Incrementally reads 'inlinked' event data from Otto's Expeditions project.
"""
# Load all available parquet files; Ascend handles merging based on state
df = pl.read_parquet("gs://ascend-io-gcs-public/ottos-expeditions/lakev0/generated/events/inlinked.parquet/year=*/month=*/day=*/*.parquet")
# Retrieve previous data to determine last processed timestamp
current_data = context.current_data()
if current_data is not None:
current_data = current_data.to_polars()
max_ts = current_data["timestamp"].max()
log(f"Reading data after {max_ts}")
df = df.filter(df["timestamp"] > max_ts)
else:
log("No current data found, loading all data")

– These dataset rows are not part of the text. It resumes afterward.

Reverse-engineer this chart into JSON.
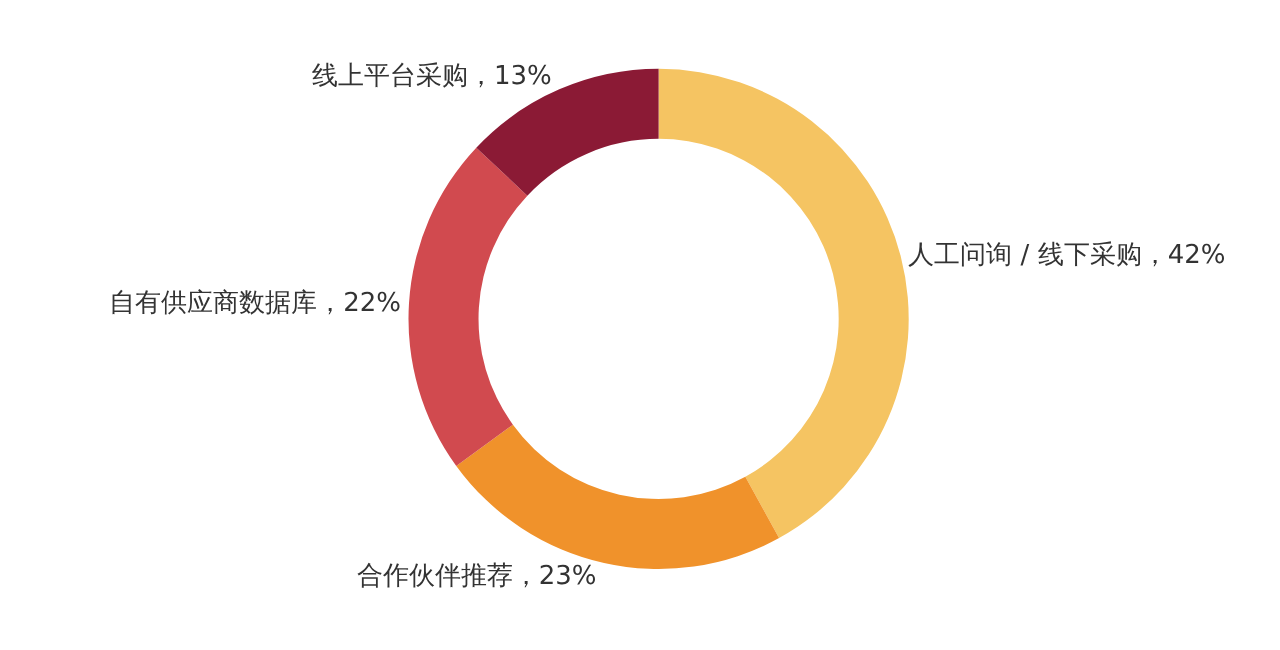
{
  "chart_data": {
    "type": "donut",
    "categories": [
      "人工问询 / 线下采购",
      "合作伙伴推荐",
      "自有供应商数据库",
      "线上平台采购"
    ],
    "values": [
      42,
      23,
      22,
      13
    ],
    "colors": [
      "#f5c462",
      "#f0922b",
      "#d14a4f",
      "#8b1a35"
    ],
    "value_labels": [
      "42%",
      "23%",
      "22%",
      "13%"
    ]
  }
}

log(f"Returning {df.height} rows")
return df.to_arrow()

Append strategy example​

This example demonstrates the append incremental strategy with timestamp-based filtering:

incremental_read_append.py
from datetime import datetime

from ascend.resources import read
from ascend.application.context import IncrementalComponentExecutionContext


# Example data for timestamped incremental append
initial_data = {
"key": [1, 2],
"ts": [datetime(2020, 1, 1, 12, 0), datetime(2020, 1, 2, 12, 30)],
"string": ["a", "b"],
"integer": [1, 2],
}

updated_data = {
"key": [1, 2, 3],
"ts": [
datetime(2021, 1, 1, 12, 0),
datetime(2020, 1, 2, 12, 30),
datetime(2021, 2, 1, 12, 0),
],
"string": ["a", "bb", "c"],
"integer": [1, 2, 3],
}


@read(strategy="incremental", incremental_strategy="append")
def incremental_custom_python_read_append(context: IncrementalComponentExecutionContext):
"""Demonstrates the append incremental strategy with timestamp-based filtering."""
current_data = context.current_data("pandas")

data = initial_data
if context.is_incremental:
# row 1 has an updated timestamp, so it is included in the delta
# row 3 is new and has a timestamp > than the max in the current output
ts_key = "ts"
if context.data_plane_type == "snowflake":
ts_key = ts_key.upper()
max_ts = current_data[ts_key].max()

filtered_data = {key: [val for i, val in enumerate(updated_data[key]) if updated_data["ts"][i] > max_ts] for key in updated_data.keys()}
# Since we are using the append strategy, the updated row 1 will get appended to the existing output.
data = filtered_data

if context.data_plane_type == "snowflake":
# make keys uppercase for Snowflake compatibility
data = {key.upper(): val for key, val in data.items()}

return data

For more examples and advanced options, see our reference guide.

🎉 Congratulations! You've successfully created an Incremental Python Read Component in Ascend.